Como ya dijimos anteriormente, la obesidad infantil afecta cada día a más niños. El porcentaje es tal, que se ha llegado a hablar de una verdadera “epidemia”. Y es que estamos ante la enfermedad nutricional más frecuente en niños y adolescentes en los países desarrollados. Y es un asunto inquietante ya que si no se actúa, estos niños que ahora están demasiado gruesos, mañana serán adultos con obesidad.
Estamos hablando de obesidad, pero… ¿realmente sabemos lo que es?

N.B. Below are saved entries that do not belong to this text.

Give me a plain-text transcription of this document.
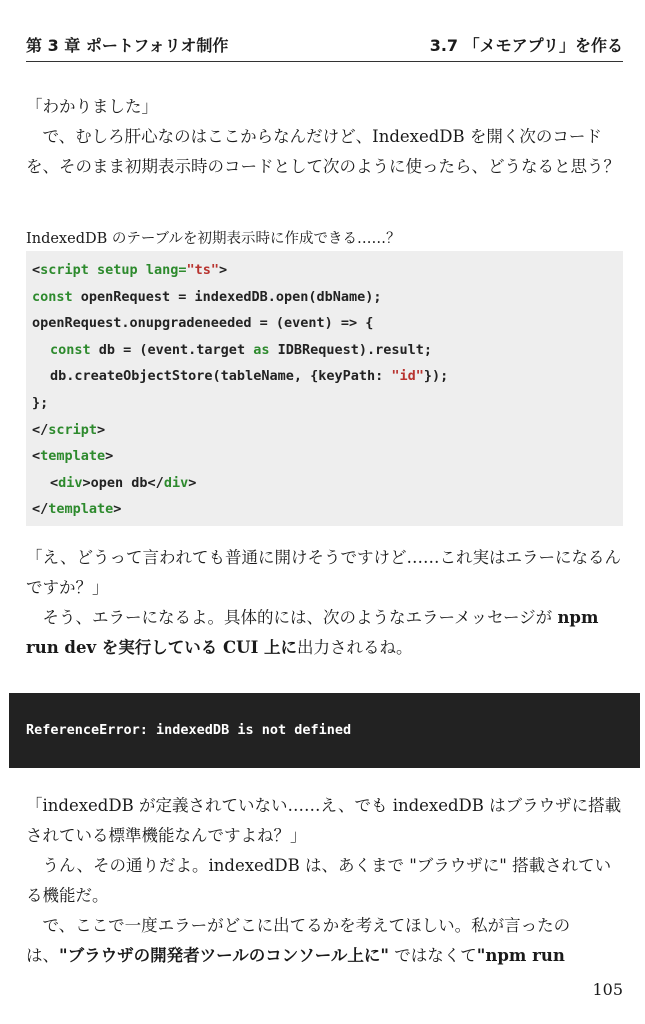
第 3 章 ポートフォリオ制作	3.7 「メモアプリ」を作る

「わかりました」

で、むしろ肝心なのはここからなんだけど、IndexedDB を開く次のコードを、そのまま初期表示時のコードとして次のように使ったら、どうなると思う？

IndexedDB のテーブルを初期表示時に作成できる……？
<script setup lang="ts">
const openRequest = indexedDB.open(dbName);
openRequest.onupgradeneeded = (event) => {
const db = (event.target as IDBRequest).result;
db.createObjectStore(tableName, {keyPath: "id"});
};
</script>
<template>
<div>open db</div>
</template>

「え、どうって言われても普通に開けそうですけど……これ実はエラーになるんですか？」

そう、エラーになるよ。具体的には、次のようなエラーメッセージが npm run dev を実行している CUI 上に出力されるね。

ReferenceError: indexedDB is not defined

「indexedDB が定義されていない……え、でも indexedDB はブラウザに搭載されている標準機能なんですよね？」

うん、その通りだよ。indexedDB は、あくまで "ブラウザに" 搭載されている機能だ。

で、ここで一度エラーがどこに出てるかを考えてほしい。私が言ったのは、"ブラウザの開発者ツールのコンソール上に" ではなくて"npm run

105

¿Qué es la obesidad infantil?
La obesidad corresponde a un aumento excesivo de la grasa corporal del organismo, en una proporción tal que puede tener una influencia sobre el estado de salud del pequeño.
Cuidado: no debemos confundir “obesidad” con “sobrepeso”. Como decíamos en el párrafo anterior, la obesidad es una excesiva acumulación de energía en forma de grasa corporal en relación con el valor esperado según el sexo, talla y edad del niño. En cambio, cuando hablamos de sobrepeso nos encontramos con un peso corporal mayor (que no excesivo) en relación al valor esperado según sexo, talla y edad. No obstante, ambas cosas hay que controlarlas.

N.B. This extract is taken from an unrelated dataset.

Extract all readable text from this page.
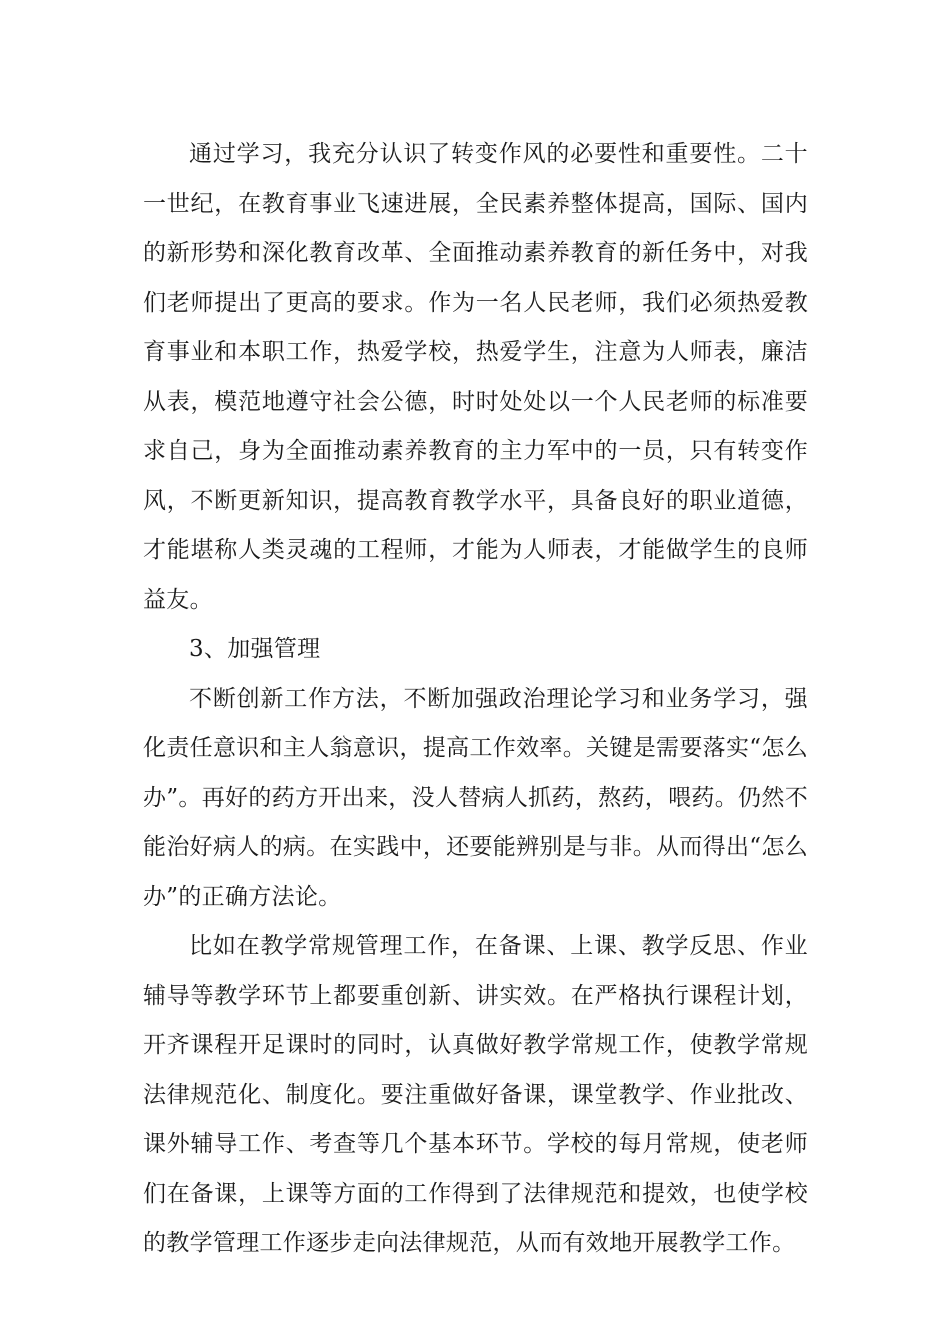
通过学习，我充分认识了转变作风的必要性和重要性。二十一世纪，在教育事业飞速进展，全民素养整体提高，国际、国内的新形势和深化教育改革、全面推动素养教育的新任务中，对我们老师提出了更高的要求。作为一名人民老师，我们必须热爱教育事业和本职工作，热爱学校，热爱学生，注意为人师表，廉洁从表，模范地遵守社会公德，时时处处以一个人民老师的标准要求自己，身为全面推动素养教育的主力军中的一员，只有转变作风，不断更新知识，提高教育教学水平，具备良好的职业道德，才能堪称人类灵魂的工程师，才能为人师表，才能做学生的良师益友。

3、加强管理

不断创新工作方法，不断加强政治理论学习和业务学习，强化责任意识和主人翁意识，提高工作效率。关键是需要落实“怎么办”。再好的药方开出来，没人替病人抓药，熬药，喂药。仍然不能治好病人的病。在实践中，还要能辨别是与非。从而得出“怎么办”的正确方法论。

比如在教学常规管理工作，在备课、上课、教学反思、作业辅导等教学环节上都要重创新、讲实效。在严格执行课程计划，开齐课程开足课时的同时，认真做好教学常规工作，使教学常规法律规范化、制度化。要注重做好备课，课堂教学、作业批改、课外辅导工作、考查等几个基本环节。学校的每月常规，使老师们在备课，上课等方面的工作得到了法律规范和提效，也使学校的教学管理工作逐步走向法律规范，从而有效地开展教学工作。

¿Problemas que acarrea la obesidad infantil?
Los problemas que acarrea la obesidad en los niños se presentan a corto y a largo plazo. A corto plazo, la obesidad infantil puede traerle al niño problemas físicos como diabetes tipo II, triglicéridos y colesterol altos, hipertensión, trastornos hepáticos,… y también psicológicos, como baja autoestima o rechazo social,…A largo plazo, la obesidad acarrea estos mismos problemas, pero agravados. Existen estudios que indican que la obesidad puede llegar a acortar la esperanza de vida 13 años.

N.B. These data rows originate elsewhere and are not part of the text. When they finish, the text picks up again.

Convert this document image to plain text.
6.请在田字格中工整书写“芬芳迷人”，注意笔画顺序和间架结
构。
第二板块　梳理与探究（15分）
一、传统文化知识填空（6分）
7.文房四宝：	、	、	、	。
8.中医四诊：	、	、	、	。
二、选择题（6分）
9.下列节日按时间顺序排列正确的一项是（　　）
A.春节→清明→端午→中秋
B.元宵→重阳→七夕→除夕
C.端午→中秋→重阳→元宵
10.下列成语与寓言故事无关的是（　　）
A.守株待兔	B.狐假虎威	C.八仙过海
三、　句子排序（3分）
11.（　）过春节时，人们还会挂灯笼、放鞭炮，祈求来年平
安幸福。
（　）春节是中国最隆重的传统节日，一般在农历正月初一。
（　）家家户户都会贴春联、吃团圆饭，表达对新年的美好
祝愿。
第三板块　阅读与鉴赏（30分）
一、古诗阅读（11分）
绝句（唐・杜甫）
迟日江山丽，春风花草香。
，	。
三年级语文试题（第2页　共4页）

La solución a este problema pasa, principalmente, por realizar unos profundos cambios de hábitos de vida. Modificando algunos hábitos alimenticios podríamos llegar a combatir eficazmente este problema. ¿Cuáles son esos hábitos? Vamos a comentarte los más elementales. Por ejemplo, debemos Inculcar a nuestros hijos unas buenas costumbres alimenticias. Además, esto debe ir acompañado del fomento de la actividad física (cuando hablamos de actividad física no hablamos sólo de “deporte” puro y duro, también hablamos de juegos, excursiones al campo, paseos en bicicleta,…).
Todos estos nuevos hábitos deben ir acompañados de algo fundamental: el ejemplo de los padres. Y es que la obesidad infantil en gran parte es debida a los hábitos de los propios padres. Y una buena forma de empezar a combatirlos es cambiando nuestras propias costumbres.